Elon Musk the tycoon was questioned about his controversial decision to cancel the deal to buy the microblogging service last week.
The US Securities and Exchange Commission (SEC) asked Elon Musk for explanations about a message he posted in May, in which he raised questions about whether he would go ahead with his plan to buy Twitter, they reported. local media .
According to a letter revealed this Thursday by the tycoon’s lawyers, the regulatory body asked him in writing why he had not stated his intention to suspend or abandon the agreement, despite having already expressed in a May 17 tweet that this ” couldn’t move forward” until the microblogging service provided more information on how it handled fake or spam accounts.

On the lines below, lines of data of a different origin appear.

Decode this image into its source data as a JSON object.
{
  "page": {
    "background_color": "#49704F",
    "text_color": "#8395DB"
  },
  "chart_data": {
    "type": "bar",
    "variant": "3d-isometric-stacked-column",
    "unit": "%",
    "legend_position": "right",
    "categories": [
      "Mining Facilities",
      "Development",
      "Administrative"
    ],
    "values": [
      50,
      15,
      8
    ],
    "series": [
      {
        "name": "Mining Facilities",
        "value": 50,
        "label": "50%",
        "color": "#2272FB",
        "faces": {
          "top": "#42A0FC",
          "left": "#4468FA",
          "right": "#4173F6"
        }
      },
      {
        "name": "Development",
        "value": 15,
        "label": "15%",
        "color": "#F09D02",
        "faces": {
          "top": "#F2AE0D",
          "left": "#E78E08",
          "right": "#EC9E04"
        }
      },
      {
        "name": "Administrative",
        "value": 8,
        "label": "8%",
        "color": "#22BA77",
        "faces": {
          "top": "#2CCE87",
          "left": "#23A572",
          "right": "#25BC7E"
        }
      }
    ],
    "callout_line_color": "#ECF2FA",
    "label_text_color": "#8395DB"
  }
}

“The term ‘may not’ suggests that Mr Musk and his affiliates are exercising a legal right, under the terms of the merger agreement, to suspend the completion of the Twitter acquisition, or that they do not intend to complete it (…) However, we note that Schedule 13D [financial presentation made by an investor when he intends to take an active buying role] has not been modified to reflect the material change that appears to have occurred,” the SEC said.
Mike Ringler, an attorney for the businessman, responded to questions from the SEC in a document dated June 7. There he argues that the tweet did not require amending Exhibit 13D, since his client’s plans and proposals regarding the transaction had not changed at that time.